Last, QCBORDecode_StringsTagCB(), @ref QCBOR_TYPE_POSBIGNUM, @ref QCBOR_TYPE_NEGBIGNUM, and QCBORDecode_ProcessBigNumber() need to be described. QCBOR's tag processing callbacks can be used to handle big numbers by installing QCBORDecode_StringsTagCB() for tag numbers 2 and 3. This will result in positive and negative big numbers being returned in a @ref QCBORItem as QCBOR types @ref QCBOR_TYPE_POSBIGNUM and @ref QCBOR_TYPE_NEGBIGNUM. QCBORDecode_StringsTagCB() is very simple, and not much object code. Neither the offset of one for negative values nor preferred serialization number reduction is preformed. It is equivalent to QCBORDecode_GetTBigNumberRaw().
QCBORDecode_ProcessBigNumber() may be used to fully process a @ref QCBORItem that is expected to be a big number. It will perform the negative offset and handle the preferred serialization number reduction. QCBORDecode_ProcessBigNumber() is what is used internally to implement QCBORDecode_GetTBigNumber() and links in a lot of object code. Note that QCBORDecode_ProcessBigNumber() requires an output buffer be supplied.
QCBORDecode_ProcessBigNumbernoPreferred() is the same as QCBORDecode_ProcessBigNumber() but will error out if the @ref QCBORItem contains anything but @ref QCBOR_TYPE_POSBIGNUM, @ref QCBOR_TYPE_NEGBIGNUM.
Note that if QCBORDecode_StringsTagCB() is installed, QCBORDecode_GetTBigNumber(), QCBORDecode_GetTBigNumberNoPreferred() and QCBORDecode_GetTBigNumberRaw() all still work as documented.
Like all other tag decoding functions in QCBOR, the big number tag decoders can also work with borrowed tag content for big numbers. For example, the value of a map item might be specified that it be decoded as a big number even though there is no tag number indicating so.
The main thing to mention here is that without a tag number, there's nothing in the encoded CBOR to indicate the sign. That must be indicated some other way. For example, it might be that the map item is defined to always be a positive big number.
On the encode side, that means the sign boolean is ignored when QCBOREncode_AddTBigNumber() is called with @c uTagRequirement other than @ref QCBOR_ENCODE_AS_TAG.

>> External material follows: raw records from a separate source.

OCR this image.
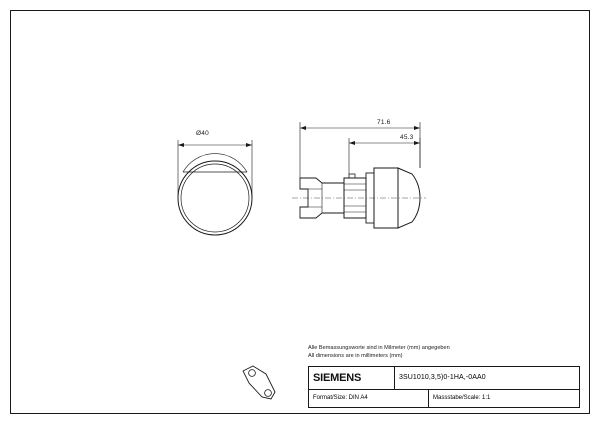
Ø40
71.6
45.3
Alle Bemassungsworte sind in Milmeter (mm) angegeben
All dimensions are in millimeters (mm)
SIEMENS	3SU1010,3,5)0-1HA,-0AA0
Format/Size: DIN A4	Massstabe/Scale: 1:1
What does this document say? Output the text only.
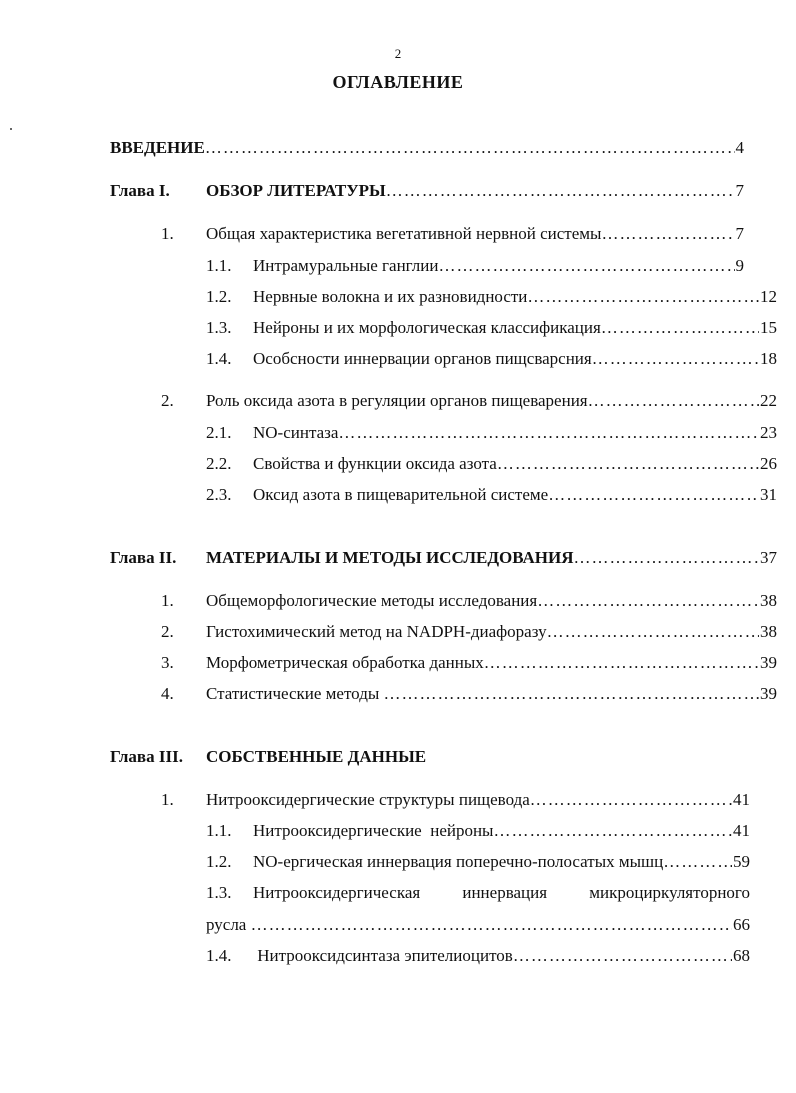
2
ОГЛАВЛЕНИЕ
ВВЕДЕНИЕ ………………………………………………………………………………………………………………………………………………………………	4
Глава I. ОБЗОР ЛИТЕРАТУРЫ ………………………………………………………………………………………………………………………………………………………………	7
1. Общая характеристика вегетативной нервной системы ………………………………………………………………………………………………………………………………………………………………	7
1.1. Интрамуральные ганглии ………………………………………………………………………………………………………………………………………………………………	9
1.2. Нервные волокна и их разновидности ………………………………………………………………………………………………………………………………………………………………	12
1.3. Нейроны и их морфологическая классификация ………………………………………………………………………………………………………………………………………………………………	15
1.4. Особсности иннервации органов пищсварсния ………………………………………………………………………………………………………………………………………………………………	18
2. Роль оксида азота в регуляции органов пищеварения ………………………………………………………………………………………………………………………………………………………………	22
2.1. NO-синтаза ………………………………………………………………………………………………………………………………………………………………	23
2.2. Свойства и функции оксида азота ………………………………………………………………………………………………………………………………………………………………	26
2.3. Оксид азота в пищеварительной системе ………………………………………………………………………………………………………………………………………………………………	31
Глава II. МАТЕРИАЛЫ И МЕТОДЫ ИССЛЕДОВАНИЯ ………………………………………………………………………………………………………………………………………………………………	37
1. Общеморфологические методы исследования ………………………………………………………………………………………………………………………………………………………………	38
2. Гистохимический метод на NADPH-диафоразу ………………………………………………………………………………………………………………………………………………………………	38
3. Морфометрическая обработка данных ………………………………………………………………………………………………………………………………………………………………	39
4. Статистические методы ………………………………………………………………………………………………………………………………………………………………	39
Глава III. СОБСТВЕННЫЕ ДАННЫЕ
1. Нитрооксидергические структуры пищевода ………………………………………………………………………………………………………………………………………………………………	41
1.1. Нитрооксидергические  нейроны ………………………………………………………………………………………………………………………………………………………………	41
1.2. NO-ергическая иннервация поперечно-полосатых мышц ………………………………………………………………………………………………………………………………………………………………	59
1.3. Нитрооксидергическая иннервация микроциркуляторного
русла ………………………………………………………………………………………………………………………………………………………………	66
1.4. Нитрооксидсинтаза эпителиоцитов ………………………………………………………………………………………………………………………………………………………………	68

On the decode side, the sign boolean becomes an input parameter rather than an output parameter so that QCBORDecode_GetTBigNumber() can know whether to apply the offset of one in case the value is negative.
QCBOR provides a number of decode functions that can convert big numbers to other representations like floating point. For example, see QCBORDecode_GetDoubleConvertAll().
Note also that QCBORDecode_ProcessBigNumber() can convert integers to big numbers. It will work even if the protocol item is never supposed to be a big number. It will just happily convert any type 0 or type 1 CBOR integer to a big number.
QCBOR v1 supports only the minimal pass through processing of big numbers, not the offset of one for negative values or the big number specific preferred serialization. The main functions in v1 are QCBOREncode_AddTPositiveBignum(), QCBOREncode_AddTNegativeBignum() and QCBORDecode_GetBignum(). These are equivalent to QCBOREncode_AddTBigNumberRaw() and QCBORDecode_GetTBigNumberRaw().
Also, in v1 @ref CBOR_TAG_POS_BIGNUM and @ref CBOR_TAG_NEG_BIGNUM are always processed into a @ref QCBORItem of type @ref QCBOR_TYPE_POSBIGNUM and @ref QCBOR_TYPE_NEGBIGNUM by an equivalent of QCBORDecode_StringsTagCB.
All the v1 methods for big numbers such as QCBOREncode_AddTPositiveBignum() and QCBORDecode_GetBignum() are fully supported in v2. When QCBORDecode_StringsTagCB() is installed for tags 2 and 3 such as by calling QCBORDecode_CompatibilityV1(), QCBOR v2 big number behavior is 100% backwards compatible.